Tempo di Quaresima A – 1. Domenica
La quaresima inizia con una riflessione sul tema della tentazione. Nella prima lettura si parla della creazione dei progenitori e della loro caduta. È un racconto mitologico, che riguarda non tanto l’esperienza di una improbabile coppia originale, quanto piuttosto quella di ciascuno di noi. I progenitori cedono alla tentazione di essere come Dio. È questa la grande tentazione dell’uomo, che si concretizza nel mettere se stesso al centro, pretendendo che tutto, persone e cose, ruotino intorno a lui.
Nel brano del vangelo si racconta la tentazione che Gesù ha dovuto affrontare all’inizio della sua vita pubblica. L’evangelista parla di una tentazione in tre momenti: trasformare le pietre in pane, buttarsi giù dal pinnacolo del tempio, adorare il diavolo per avere da lui il potere su tutti i regni del mondo.

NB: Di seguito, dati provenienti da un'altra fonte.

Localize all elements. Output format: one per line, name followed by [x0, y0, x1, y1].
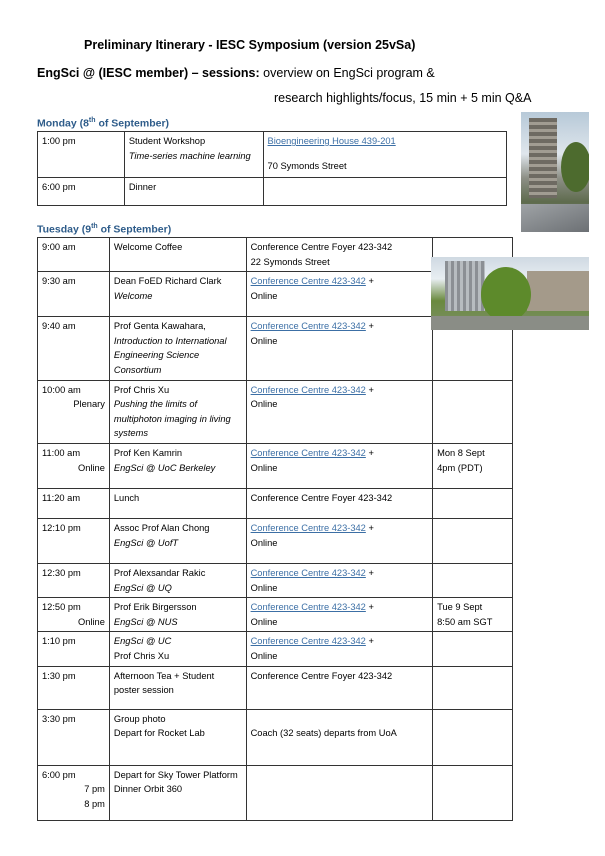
event-cell: Depart for Sky Tower Platform Dinner Orbit 360: [109, 765, 246, 820]
venue-link[interactable]: Conference Centre 423-342: [250, 567, 366, 578]
venue-cell: Conference Centre Foyer 423-342: [246, 666, 433, 709]
venue-link[interactable]: Bioengineering House 439-201: [267, 136, 396, 146]
venue-link[interactable]: Conference Centre 423-342: [250, 384, 366, 395]
table-row: [38, 598, 513, 632]
venue-cell: Conference Centre 423-342 + Online: [246, 563, 433, 597]
event-cell: Prof Erik Birgersson EngSci @ NUS: [109, 598, 246, 632]
event-cell: Dinner: [124, 178, 263, 206]
table-row: [38, 563, 513, 597]
venue-cell: Conference Centre 423-342 + Online: [246, 380, 433, 443]
bioengineering-house-photo: [521, 112, 589, 232]
event-cell: Prof Ken Kamrin EngSci @ UoC Berkeley: [109, 443, 246, 488]
event-cell: Prof Genta Kawahara, Introduction to International Engineering Science Consortium: [109, 317, 246, 380]
time-cell: 12:50 pm Online: [38, 598, 110, 632]
event-cell: Welcome Coffee: [109, 238, 246, 272]
conference-centre-photo: [431, 257, 589, 330]
time-cell: 6:00 pm: [38, 178, 125, 206]
event-cell: Afternoon Tea + Student poster session: [109, 666, 246, 709]
venue-link[interactable]: Conference Centre 423-342: [250, 321, 366, 332]
monday-heading: Monday (8th of September): [37, 117, 170, 130]
event-cell: Dean FoED Richard Clark Welcome: [109, 272, 246, 317]
document-title: Preliminary Itinerary - IESC Symposium (version 25vSa): [84, 38, 416, 52]
venue-link[interactable]: Conference Centre 423-342: [250, 602, 366, 613]
time-cell: 9:00 am: [38, 238, 110, 272]
event-cell: Student Workshop Time-series machine learning: [124, 132, 263, 178]
subtitle-bold: EngSci @ (IESC member) – sessions:: [37, 66, 260, 80]
time-cell: 6:00 pm 7 pm 8 pm: [38, 765, 110, 820]
venue-cell: Conference Centre Foyer 423-342 22 Symonds Street: [246, 238, 433, 272]
note-cell: [433, 709, 513, 765]
table-row: [38, 178, 507, 206]
time-cell: 9:40 am: [38, 317, 110, 380]
venue-link[interactable]: Conference Centre 423-342: [250, 447, 366, 458]
venue-cell: Conference Centre 423-342 + Online: [246, 598, 433, 632]
time-cell: 1:30 pm: [38, 666, 110, 709]
table-row: [38, 666, 513, 709]
venue-cell: Conference Centre 423-342 + Online: [246, 317, 433, 380]
table-row: [38, 632, 513, 666]
note-cell: [433, 518, 513, 563]
table-row: [38, 488, 513, 518]
time-cell: 11:20 am: [38, 488, 110, 518]
time-cell: 1:00 pm: [38, 132, 125, 178]
tuesday-heading: Tuesday (9th of September): [37, 223, 172, 236]
note-cell: [433, 765, 513, 820]
table-row: [38, 709, 513, 765]
subtitle-rest: overview on EngSci program &: [259, 66, 435, 80]
venue-cell: [246, 765, 433, 820]
event-cell: Lunch: [109, 488, 246, 518]
venue-cell: [263, 178, 506, 206]
time-cell: 1:10 pm: [38, 632, 110, 666]
venue-link[interactable]: Conference Centre 423-342: [250, 636, 366, 647]
venue-cell: Conference Centre 423-342 + Online: [246, 443, 433, 488]
venue-cell: Coach (32 seats) departs from UoA: [246, 709, 433, 765]
note-cell: Mon 8 Sept 4pm (PDT): [433, 443, 513, 488]
table-row: [38, 443, 513, 488]
monday-schedule-table: [37, 131, 507, 206]
time-cell: 9:30 am: [38, 272, 110, 317]
event-cell: Prof Alexsandar Rakic EngSci @ UQ: [109, 563, 246, 597]
table-row: [38, 765, 513, 820]
note-cell: [433, 380, 513, 443]
venue-cell: Conference Centre Foyer 423-342: [246, 488, 433, 518]
event-cell: Prof Chris Xu Pushing the limits of multiphoton imaging in living systems: [109, 380, 246, 443]
table-row: [38, 518, 513, 563]
note-cell: [433, 488, 513, 518]
note-cell: [433, 563, 513, 597]
note-cell: Tue 9 Sept 8:50 am SGT: [433, 598, 513, 632]
event-cell: Group photo Depart for Rocket Lab: [109, 709, 246, 765]
venue-cell: Conference Centre 423-342 + Online: [246, 518, 433, 563]
venue-cell: Conference Centre 423-342 + Online: [246, 632, 433, 666]
venue-cell: Conference Centre 423-342 + Online: [246, 272, 433, 317]
event-cell: EngSci @ UC Prof Chris Xu: [109, 632, 246, 666]
note-cell: [433, 632, 513, 666]
time-cell: 3:30 pm: [38, 709, 110, 765]
event-cell: Assoc Prof Alan Chong EngSci @ UofT: [109, 518, 246, 563]
time-cell: 12:10 pm: [38, 518, 110, 563]
venue-cell: Bioengineering House 439-201 70 Symonds Street: [263, 132, 506, 178]
venue-link[interactable]: Conference Centre 423-342: [250, 522, 366, 533]
table-row: [38, 380, 513, 443]
venue-link[interactable]: Conference Centre 423-342: [250, 276, 366, 287]
time-cell: 11:00 am Online: [38, 443, 110, 488]
note-cell: [433, 666, 513, 709]
table-row: [38, 132, 507, 178]
subtitle-line-2: research highlights/focus, 15 min + 5 min Q&A: [274, 91, 532, 105]
time-cell: 10:00 am Plenary: [38, 380, 110, 443]
time-cell: 12:30 pm: [38, 563, 110, 597]
subtitle-line-1: [37, 66, 435, 80]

Anche qui non si tratta di una descrizione oggettiva dei fatti, ma di un racconto che esprime in modo simbolico la pressione che sarà esercitata su Gesù in tutto il suo ministero, per indurlo a capeggiare un movimento di rivolta armata contro i romani. Era questo ciò che la gente si aspettava dal Messia in quanto Figlio di Dio. Questa concezione del Messia si basava sulla ricerca del potere economico e politico nonché del consenso pubblico come mezzo per realizzare una società migliore. Gesù ha vinto le suggestioni del diavolo e ha puntato invece su una grande azione risanatrice, che partiva dal cuore della gente, pur sapendo che ciò avrebbe comportato, apparentemente, una sconfitta.

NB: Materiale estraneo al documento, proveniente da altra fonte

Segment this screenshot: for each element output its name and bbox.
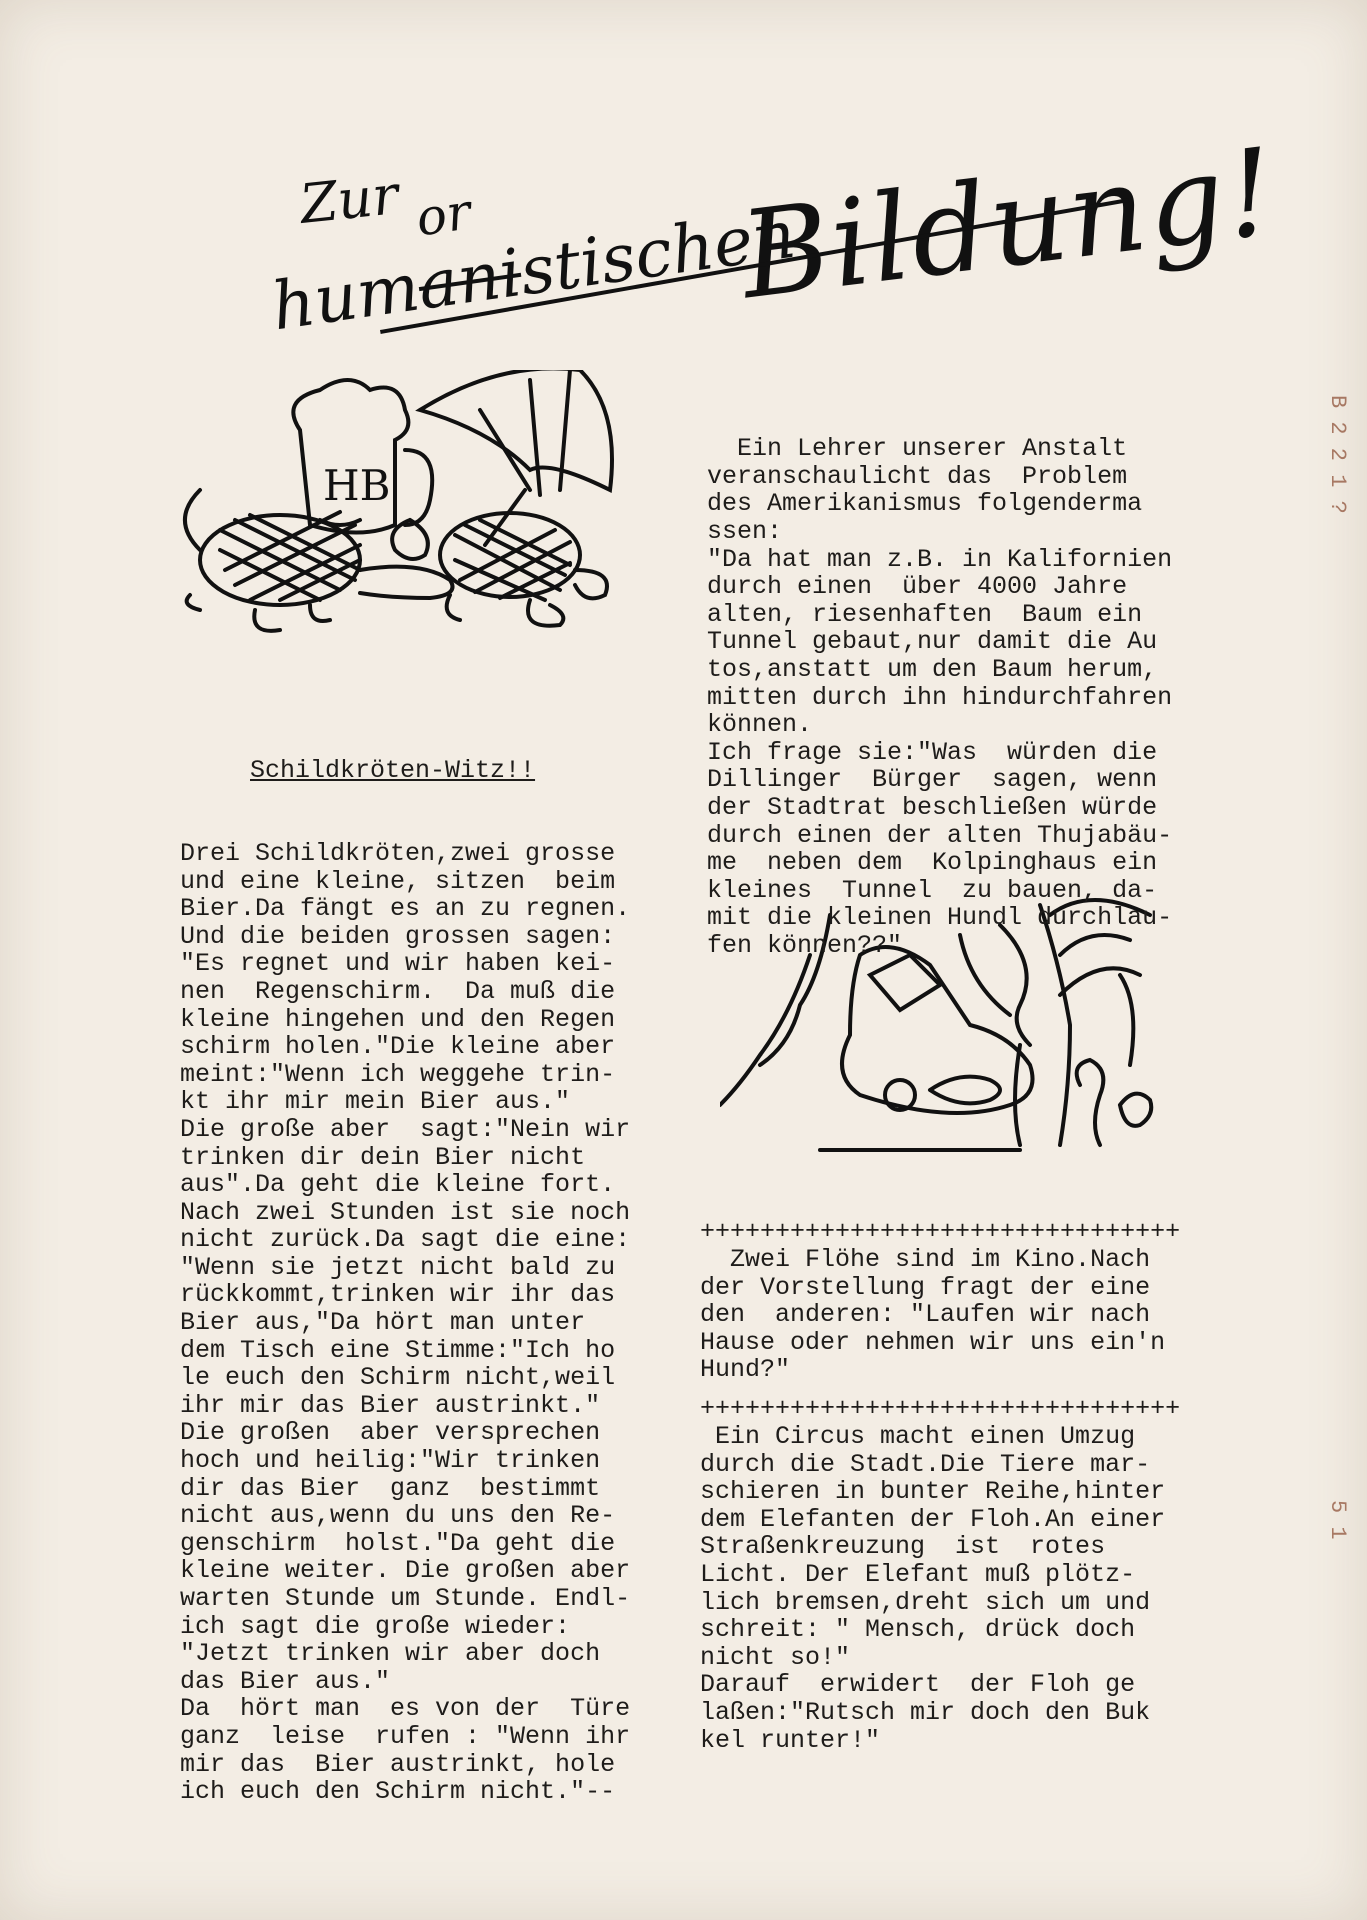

Nella seconda lettura, Paolo parla della nostra solidarietà con Adamo, l’uomo peccatore, e la sua sostituzione con la solidarietà con Cristo. Questa comporta per noi il superamento della tentazione di mettere il nostro io al primo posto. Ciò si realizza quando si comprende che non si può essere felici da soli e che un mondo migliore si basa sul rapporto con l’altro.
Le tentazioni di Gesù sono le stesse a cui sono andati incontro Israele e la Chiesa nella loro storia millenaria. Sono anche le stesse a cui è sottoposto ciascuno di noi. Purtroppo sia Israele che la Chiesa hanno spesso ceduto alla tentazione. Anche noi, nel nostro piccolo, cediamo facilmente alla suggestione del potere umano, in tutti i suoi aspetti. Non c’è bisogno di chiamare in causa Dio o il diavolo per spiegare la nostra inclinazione al male. La tentazione fa parte del nostro essere creature limitate e angosciate dalla paura. E così anche la caduta. Ma Dio è lì per indicarci la strada e per darci la forza di percorrerla.
Una morte per la vita
Se Gesù, accettando le (diaboliche) suggestioni dei suoi fan, si fosse messo a capo del movimento anti-romano, sarebbe andato a finire in croce. Come d’altronde gli è capitato quando ha scelto l’altra alternativa, quella di immergersi nella vita del popolo, privilegiando gli ultimi e coinvolgendoli nella ricerca di una libertà che viene dal cuore, non dalle armi. Ma così facendo ha dato la vita, non la morte, ha riscattato l’umanità dalla sua alienazione.
Nel grande mito delle origini, in cui si proietta agli inizi l’esperienza quotidiana di ogni essere umano, i progenitori hanno ceduto a quel desiderio di potenza che si serve anche della conoscenza, cioè della scienza e della tecnologia, per imporre il proprio dominio sugli altri. Conoscere è il privilegio degli umani, al quale però è posto un limite, simboleggiato nel frutto proibito: sapere sì, ma per un bene che riguarda tutti e non per l’interesse di pochi.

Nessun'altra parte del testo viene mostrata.